The new film Don’t Come Out (No Salgas) arrives as both a personal document and a genre work rooted in the streets of Santo Domingo. Directed by Victoria Linares, the story follows Liz, who retreats from public life after the violent death of her girlfriend and a rash of killings she suspects are motivated by homophobia. This piece blends intimate memory with the mechanics of suspense, aiming to give voice to queer lives rarely seen in Dominican cinema. Linares frames the film as an attempt to speak from lived experience, not to generalise, but to fill a local absence of representation.
For Linares, the project is also a long conversation. She and co-writer Carlos Marranzini began shaping the narrative around a haunting image he offered: four girls driving at night, stained with blood, unsure what had occurred. That fragment became the seed for a script the team worked on from 2016 onwards. Making the film forced Linares to revisit the emotional terrain of her youth—particularly the trauma of being outed and the complex negotiations required to survive in a conservative environment. The final work balances visceral fear with a reflective, elegiac tone.
How memory and motive shape the story
The film treats memory as a narrative engine. Liz’s choices—especially her decision to conceal her sexuality after a brutal loss—are depicted less as plot mechanics and more as responses to social pressure. Linares often describes these responses with the language of identity: the interaction between public safety and private truth. She speaks about coming out not only as an event, but as an ongoing process that can be interrupted or reversed by violence. The result is a thriller in which the stakes are both existential and practical.

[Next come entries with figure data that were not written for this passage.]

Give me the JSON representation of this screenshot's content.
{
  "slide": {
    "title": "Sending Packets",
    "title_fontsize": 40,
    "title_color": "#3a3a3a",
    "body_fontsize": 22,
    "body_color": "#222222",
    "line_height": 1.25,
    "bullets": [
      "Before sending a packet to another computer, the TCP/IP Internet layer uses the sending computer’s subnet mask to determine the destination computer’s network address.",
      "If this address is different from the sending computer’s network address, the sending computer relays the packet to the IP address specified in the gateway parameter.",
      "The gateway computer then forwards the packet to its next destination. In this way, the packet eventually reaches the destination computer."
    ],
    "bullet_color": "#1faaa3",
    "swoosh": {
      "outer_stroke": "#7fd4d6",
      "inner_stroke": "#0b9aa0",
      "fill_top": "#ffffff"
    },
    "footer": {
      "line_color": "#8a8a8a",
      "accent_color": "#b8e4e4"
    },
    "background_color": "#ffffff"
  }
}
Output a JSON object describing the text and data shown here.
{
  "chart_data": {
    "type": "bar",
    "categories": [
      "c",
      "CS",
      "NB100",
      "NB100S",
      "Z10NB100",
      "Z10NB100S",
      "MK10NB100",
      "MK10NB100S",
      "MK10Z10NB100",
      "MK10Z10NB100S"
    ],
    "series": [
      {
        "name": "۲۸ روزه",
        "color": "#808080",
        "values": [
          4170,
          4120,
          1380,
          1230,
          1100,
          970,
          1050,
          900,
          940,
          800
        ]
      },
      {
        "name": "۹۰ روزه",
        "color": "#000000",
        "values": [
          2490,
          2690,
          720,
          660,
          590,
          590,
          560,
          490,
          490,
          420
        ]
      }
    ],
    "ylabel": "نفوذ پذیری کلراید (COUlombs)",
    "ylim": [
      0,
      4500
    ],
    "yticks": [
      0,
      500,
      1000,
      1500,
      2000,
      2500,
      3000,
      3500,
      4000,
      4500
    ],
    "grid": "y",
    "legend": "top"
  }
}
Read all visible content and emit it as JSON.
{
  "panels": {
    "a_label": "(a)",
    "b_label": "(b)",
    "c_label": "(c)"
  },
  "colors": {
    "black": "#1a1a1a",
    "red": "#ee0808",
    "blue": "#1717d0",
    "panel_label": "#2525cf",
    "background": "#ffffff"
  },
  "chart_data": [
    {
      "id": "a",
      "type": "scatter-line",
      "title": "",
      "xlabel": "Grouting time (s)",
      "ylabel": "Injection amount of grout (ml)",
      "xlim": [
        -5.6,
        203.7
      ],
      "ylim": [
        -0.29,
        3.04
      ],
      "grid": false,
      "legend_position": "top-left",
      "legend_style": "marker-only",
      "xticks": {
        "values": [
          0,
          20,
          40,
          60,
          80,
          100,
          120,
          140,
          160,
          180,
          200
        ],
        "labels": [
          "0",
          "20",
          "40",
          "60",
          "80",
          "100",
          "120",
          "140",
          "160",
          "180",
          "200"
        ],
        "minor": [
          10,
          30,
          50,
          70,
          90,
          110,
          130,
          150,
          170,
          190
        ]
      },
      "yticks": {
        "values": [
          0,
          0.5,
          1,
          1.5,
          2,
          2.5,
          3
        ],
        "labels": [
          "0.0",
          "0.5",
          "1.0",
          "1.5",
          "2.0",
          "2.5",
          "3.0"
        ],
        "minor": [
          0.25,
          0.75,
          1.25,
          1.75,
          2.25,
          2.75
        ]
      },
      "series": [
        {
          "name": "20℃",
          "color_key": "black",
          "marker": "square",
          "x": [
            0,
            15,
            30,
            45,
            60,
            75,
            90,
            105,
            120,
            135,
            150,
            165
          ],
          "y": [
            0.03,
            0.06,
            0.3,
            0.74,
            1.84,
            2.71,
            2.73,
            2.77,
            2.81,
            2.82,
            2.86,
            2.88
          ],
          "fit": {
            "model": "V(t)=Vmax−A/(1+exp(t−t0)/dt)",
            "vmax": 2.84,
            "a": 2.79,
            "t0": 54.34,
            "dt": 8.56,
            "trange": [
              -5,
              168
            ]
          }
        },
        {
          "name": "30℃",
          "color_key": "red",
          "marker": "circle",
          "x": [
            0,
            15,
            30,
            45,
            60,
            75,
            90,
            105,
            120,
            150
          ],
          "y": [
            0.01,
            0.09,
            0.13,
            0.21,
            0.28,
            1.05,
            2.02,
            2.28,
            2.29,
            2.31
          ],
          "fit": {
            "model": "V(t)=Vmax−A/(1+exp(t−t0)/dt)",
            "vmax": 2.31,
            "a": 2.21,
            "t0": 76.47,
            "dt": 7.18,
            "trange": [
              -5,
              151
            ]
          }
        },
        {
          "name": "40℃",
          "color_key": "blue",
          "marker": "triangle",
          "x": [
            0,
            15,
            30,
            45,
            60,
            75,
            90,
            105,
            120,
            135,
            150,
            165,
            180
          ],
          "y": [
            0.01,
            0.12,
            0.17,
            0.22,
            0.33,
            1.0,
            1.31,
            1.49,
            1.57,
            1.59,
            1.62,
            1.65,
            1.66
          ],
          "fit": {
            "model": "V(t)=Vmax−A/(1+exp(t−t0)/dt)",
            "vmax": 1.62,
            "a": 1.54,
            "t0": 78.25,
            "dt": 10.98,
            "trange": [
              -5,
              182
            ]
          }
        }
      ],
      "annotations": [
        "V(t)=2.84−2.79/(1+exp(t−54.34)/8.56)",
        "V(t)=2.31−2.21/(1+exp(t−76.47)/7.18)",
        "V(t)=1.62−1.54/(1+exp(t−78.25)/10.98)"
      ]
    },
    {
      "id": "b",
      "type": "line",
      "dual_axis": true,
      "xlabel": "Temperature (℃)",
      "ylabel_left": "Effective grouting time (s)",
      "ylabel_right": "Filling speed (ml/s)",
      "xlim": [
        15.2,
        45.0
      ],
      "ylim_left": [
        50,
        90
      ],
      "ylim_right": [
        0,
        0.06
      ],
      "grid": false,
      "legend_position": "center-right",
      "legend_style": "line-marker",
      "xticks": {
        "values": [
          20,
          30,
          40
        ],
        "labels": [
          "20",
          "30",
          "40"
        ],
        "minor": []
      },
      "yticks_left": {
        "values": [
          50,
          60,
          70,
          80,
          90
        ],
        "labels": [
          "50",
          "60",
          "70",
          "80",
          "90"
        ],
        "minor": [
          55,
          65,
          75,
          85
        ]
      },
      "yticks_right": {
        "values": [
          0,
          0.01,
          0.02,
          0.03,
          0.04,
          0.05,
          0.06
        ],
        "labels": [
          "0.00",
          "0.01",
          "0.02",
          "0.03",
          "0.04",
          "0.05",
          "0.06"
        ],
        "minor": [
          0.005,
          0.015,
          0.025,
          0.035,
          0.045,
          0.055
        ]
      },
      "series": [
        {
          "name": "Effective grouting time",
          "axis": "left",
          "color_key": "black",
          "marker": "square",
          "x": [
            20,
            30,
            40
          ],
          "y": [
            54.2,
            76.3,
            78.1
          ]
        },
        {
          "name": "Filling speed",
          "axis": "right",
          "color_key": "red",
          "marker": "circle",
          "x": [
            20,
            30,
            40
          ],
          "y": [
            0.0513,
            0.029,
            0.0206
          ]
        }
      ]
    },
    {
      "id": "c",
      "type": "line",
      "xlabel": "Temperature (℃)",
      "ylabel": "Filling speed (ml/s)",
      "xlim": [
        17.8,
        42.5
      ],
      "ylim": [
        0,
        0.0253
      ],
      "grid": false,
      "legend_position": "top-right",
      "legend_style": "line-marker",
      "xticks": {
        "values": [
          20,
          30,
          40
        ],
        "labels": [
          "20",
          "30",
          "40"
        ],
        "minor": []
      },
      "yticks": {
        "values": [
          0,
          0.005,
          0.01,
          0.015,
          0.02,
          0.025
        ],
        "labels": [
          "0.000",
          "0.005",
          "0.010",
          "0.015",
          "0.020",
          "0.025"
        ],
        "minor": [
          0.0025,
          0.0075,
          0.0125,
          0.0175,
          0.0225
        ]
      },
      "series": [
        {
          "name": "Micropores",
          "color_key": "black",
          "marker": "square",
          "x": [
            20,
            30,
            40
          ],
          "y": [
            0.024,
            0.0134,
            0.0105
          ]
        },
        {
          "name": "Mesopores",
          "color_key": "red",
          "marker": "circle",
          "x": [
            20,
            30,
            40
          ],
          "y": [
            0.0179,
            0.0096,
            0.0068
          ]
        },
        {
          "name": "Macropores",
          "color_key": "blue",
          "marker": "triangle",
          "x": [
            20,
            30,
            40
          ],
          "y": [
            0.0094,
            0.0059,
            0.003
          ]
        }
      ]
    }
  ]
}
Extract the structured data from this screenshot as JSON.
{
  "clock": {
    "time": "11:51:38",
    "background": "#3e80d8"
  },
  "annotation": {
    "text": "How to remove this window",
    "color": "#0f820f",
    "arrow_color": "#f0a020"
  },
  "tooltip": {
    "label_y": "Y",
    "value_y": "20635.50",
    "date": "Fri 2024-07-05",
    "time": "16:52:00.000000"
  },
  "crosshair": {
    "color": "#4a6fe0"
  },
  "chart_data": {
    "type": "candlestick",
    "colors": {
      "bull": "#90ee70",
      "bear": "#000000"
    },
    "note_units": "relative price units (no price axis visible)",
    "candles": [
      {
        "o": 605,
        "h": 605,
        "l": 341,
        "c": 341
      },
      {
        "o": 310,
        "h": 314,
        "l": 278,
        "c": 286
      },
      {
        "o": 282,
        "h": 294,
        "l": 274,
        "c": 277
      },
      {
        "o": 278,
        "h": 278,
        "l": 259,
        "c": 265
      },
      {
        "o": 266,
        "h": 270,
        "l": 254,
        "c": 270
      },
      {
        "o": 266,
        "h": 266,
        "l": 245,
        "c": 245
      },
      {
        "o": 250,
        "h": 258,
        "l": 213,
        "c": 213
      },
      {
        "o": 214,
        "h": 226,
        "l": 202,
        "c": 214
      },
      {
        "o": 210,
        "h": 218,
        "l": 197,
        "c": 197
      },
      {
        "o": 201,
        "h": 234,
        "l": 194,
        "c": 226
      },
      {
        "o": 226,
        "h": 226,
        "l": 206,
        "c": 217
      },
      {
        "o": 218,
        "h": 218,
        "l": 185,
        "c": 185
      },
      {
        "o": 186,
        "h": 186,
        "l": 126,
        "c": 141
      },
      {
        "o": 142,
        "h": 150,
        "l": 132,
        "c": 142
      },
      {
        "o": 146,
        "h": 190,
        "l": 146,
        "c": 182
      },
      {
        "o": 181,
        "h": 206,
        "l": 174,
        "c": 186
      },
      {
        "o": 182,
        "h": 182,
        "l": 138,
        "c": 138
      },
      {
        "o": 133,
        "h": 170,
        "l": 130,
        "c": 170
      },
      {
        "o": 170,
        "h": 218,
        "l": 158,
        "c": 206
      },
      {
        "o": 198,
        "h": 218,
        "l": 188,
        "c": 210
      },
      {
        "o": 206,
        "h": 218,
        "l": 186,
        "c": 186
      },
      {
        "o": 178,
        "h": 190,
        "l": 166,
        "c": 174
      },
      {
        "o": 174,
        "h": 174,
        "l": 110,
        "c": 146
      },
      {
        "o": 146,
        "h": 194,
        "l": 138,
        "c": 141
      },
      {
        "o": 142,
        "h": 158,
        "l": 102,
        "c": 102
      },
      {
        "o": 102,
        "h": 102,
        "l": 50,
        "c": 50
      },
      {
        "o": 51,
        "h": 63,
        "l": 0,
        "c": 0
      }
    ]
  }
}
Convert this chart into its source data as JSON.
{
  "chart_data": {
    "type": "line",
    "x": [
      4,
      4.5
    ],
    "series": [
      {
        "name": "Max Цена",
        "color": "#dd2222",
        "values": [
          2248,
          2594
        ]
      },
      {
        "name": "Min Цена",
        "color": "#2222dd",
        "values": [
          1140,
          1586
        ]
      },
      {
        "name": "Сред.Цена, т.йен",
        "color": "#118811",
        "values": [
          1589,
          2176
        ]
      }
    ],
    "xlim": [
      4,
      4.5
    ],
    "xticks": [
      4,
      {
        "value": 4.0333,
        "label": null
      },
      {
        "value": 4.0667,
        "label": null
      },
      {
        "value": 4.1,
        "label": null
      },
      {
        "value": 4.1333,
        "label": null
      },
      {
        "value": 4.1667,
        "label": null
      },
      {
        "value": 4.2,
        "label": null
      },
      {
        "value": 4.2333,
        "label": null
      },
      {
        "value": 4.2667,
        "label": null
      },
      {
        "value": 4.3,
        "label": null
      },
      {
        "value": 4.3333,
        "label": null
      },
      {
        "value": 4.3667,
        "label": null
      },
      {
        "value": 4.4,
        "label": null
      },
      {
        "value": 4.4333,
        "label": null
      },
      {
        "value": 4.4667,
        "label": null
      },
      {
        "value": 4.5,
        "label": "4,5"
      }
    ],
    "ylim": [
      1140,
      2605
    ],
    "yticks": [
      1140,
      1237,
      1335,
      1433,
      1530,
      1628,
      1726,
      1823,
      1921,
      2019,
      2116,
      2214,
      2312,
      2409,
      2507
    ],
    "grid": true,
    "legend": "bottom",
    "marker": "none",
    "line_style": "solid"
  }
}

Allyship, friendship and distance
Another recurring idea in interviews is the film’s exploration of allyship. Linares emphasises that allies matter, yet being supported by straight friends does not eliminate difference; sometimes it makes it clearer. The work probes how friendships can diverge over time as people inhabit different social worlds. That divergence is not always hostile, but it is revealing—a lens through which the protagonist recognises her outsider status. The film invites viewers to consider how solidarity operates and where it falls short.
Artistic influences and the film’s tone
Linares cites several filmmakers as shaping her approach: Céline Sciamma, Lucrecia Martel and Todd Haynes. She admires their reliance on image and sound to evoke desire and tension rather than explicit explanation. This aesthetic informs the film’s use of silence, atmosphere and gesture to suggest inner life. Producer and mentor figures like Christine Vachon have also been formative; her writing helped inform Linares’s producerly decisions. The film’s resonance comes from trusting the audience with ambiguity.
From rage to nostalgia
Working on the script over many years altered Linares’s relationship to the subject matter. She says an earlier version would likely have been angrier—closer to the immediate, raw pain of being outed. Time has shifted that feeling toward a bittersweet reflection that mixes grief and longing. The creative distance allowed for nuance: grief remains, but it sits alongside memory and a longing for the possibilities that were curtailed. That tonal complexity is one of the film’s central accomplishments.
Why BFI Flare and queer festival spaces still matter
BFI Flare’s 40th edition provides the context for the film’s premiere: the festival runs 18 – 29 March at BFI Southbank, and Don’t Come Out (No Salgas) premieres on 19 March. Linares stresses the practical and symbolic importance of festivals: they create public moments where marginalised stories are visible and celebrated. In an era she describes as politically fraught—where authoritarian currents and cultural rollback are visible in many places—queer filmmaking acts as a form of resistance. Festivals offer community, recognition and the chance to imagine different futures.
When asked which cinematic ancestor she would choose to sit beside her at a screening, Linares names Todd Haynes and Cheryl Dunye, signalling a desire for connection with artists who expanded what queer cinema could look and sound like. She hopes the film will particularly resonate with lesbian viewers, sparking conversation about the costs and limits of support networks and the everyday work of survival. Above all, the film seeks to make visible an experience that was once invisible in Linares’s hometown.